UK judges reject IBRC appeal over tax ruling
Liquidators’ case rejected, with amount involved reported to be in region of £20m
Connaught House on Burlington Road, which housed the offices of the Irish Bank Resolution Corporation. Photograph: Alan Betson
The liquidators of Irish Bank Resolution Corporation (IBRC) have lost an appeal against a 2017 London court ruling that stopped them clawing back taxes paid in the UK by Anglo Irish Bank and Irish Nationwide Building Society.
The amount involved was previously reported to be in the region of £20 million (€22.5 million).
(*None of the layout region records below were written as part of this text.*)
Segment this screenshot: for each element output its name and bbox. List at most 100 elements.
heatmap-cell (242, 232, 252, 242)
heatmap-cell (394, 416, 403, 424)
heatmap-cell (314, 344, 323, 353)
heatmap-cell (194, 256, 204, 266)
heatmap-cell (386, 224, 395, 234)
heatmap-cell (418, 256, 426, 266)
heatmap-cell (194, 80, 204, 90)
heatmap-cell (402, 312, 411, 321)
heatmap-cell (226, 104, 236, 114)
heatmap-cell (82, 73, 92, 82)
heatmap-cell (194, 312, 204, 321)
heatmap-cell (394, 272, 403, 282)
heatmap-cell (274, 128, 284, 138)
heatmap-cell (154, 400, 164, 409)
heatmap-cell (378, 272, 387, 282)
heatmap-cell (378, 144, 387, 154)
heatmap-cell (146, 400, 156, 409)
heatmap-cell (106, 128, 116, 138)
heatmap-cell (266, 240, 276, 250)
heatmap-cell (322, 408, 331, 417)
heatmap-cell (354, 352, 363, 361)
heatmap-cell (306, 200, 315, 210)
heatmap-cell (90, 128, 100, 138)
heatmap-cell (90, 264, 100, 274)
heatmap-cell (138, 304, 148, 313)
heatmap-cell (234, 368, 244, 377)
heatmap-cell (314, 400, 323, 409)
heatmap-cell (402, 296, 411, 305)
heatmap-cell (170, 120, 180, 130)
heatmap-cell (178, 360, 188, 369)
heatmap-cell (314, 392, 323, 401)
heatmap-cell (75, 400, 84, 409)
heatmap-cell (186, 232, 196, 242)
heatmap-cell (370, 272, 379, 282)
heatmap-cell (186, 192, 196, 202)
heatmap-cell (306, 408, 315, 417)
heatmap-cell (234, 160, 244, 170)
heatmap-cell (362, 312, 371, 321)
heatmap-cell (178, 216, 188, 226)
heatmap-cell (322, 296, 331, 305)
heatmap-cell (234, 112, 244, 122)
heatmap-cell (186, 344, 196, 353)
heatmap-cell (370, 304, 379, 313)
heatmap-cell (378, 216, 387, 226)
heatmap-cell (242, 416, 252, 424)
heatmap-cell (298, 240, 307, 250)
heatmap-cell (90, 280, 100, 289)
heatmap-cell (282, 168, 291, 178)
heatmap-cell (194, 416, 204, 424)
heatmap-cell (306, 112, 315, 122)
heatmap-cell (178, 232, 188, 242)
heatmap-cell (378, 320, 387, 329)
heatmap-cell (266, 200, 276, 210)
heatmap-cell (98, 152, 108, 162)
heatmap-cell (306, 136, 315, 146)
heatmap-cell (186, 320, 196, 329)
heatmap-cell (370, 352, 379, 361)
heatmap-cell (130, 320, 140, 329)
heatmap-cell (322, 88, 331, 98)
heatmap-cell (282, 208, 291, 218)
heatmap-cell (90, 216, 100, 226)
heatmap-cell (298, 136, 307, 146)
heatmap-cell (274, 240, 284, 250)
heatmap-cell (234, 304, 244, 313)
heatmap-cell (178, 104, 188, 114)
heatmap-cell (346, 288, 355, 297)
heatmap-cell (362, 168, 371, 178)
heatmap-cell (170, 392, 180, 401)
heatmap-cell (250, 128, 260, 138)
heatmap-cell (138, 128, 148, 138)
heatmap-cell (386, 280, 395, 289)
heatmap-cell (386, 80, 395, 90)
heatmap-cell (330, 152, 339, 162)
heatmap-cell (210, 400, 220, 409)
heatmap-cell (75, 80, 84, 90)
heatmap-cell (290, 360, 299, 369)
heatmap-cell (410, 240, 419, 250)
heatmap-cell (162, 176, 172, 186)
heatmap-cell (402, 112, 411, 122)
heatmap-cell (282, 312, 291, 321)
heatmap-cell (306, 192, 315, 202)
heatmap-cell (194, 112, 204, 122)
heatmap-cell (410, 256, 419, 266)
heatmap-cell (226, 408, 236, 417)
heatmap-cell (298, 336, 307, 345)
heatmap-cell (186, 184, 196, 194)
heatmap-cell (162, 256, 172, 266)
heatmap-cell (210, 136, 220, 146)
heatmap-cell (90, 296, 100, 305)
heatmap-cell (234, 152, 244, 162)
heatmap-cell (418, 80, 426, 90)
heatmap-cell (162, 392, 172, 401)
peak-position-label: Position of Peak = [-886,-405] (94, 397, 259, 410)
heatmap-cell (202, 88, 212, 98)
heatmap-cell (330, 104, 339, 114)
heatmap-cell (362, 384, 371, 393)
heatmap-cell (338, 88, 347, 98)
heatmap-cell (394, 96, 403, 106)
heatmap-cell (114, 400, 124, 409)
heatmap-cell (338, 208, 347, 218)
Anglo Irish Bank was renamed as IBRC in 2011 and subsequently took over Irish Nationwide before the entire group was put into liquidation in February 2013. The two failed lenders cost taxpayers €34.7 billion in bailouts before they were wound down.
Mr Justice Marcus Smith and Judge Timothy Herrington of the Upper Tribunal Tax and Chancery Chamber this week dismissed the liquidators’ case and ordered that any application for costs be filed within a month.
The case relates to IBRC’s contention that Anglo Irish Bank – going by its subsequent name, IBRC, in the court documents – and Irish Nationwide should not have been subject to certain taxes that were charged in the UK before the financial crisis.
The liquidators argued against how Her Majesty’s Revenue and Customs (HMRC) had applied Ireland’s double-taxation agreement with the UK, dating from 1976.
HMRC disallowed attempts by both lenders to seek tax deductions resulting from interest paid by their UK businesses – which are referred to as permanent establishments in the country – to their parents in Dublin.
HMRC said that the UK divisions “understated the amount of equity capital each permanent establishment was deemed to hold and so overstated the amount of loan capital and the associated interests charges”, according to the ruling.
IBRC’s liquidators had argued the UK tax authorities were now allowed by the double-taxation accord to disallow the deduction of interest paid.
The judges said that their conclusion was “entirely consistent” with foreign case law that was shown to them by the parties involved in the case.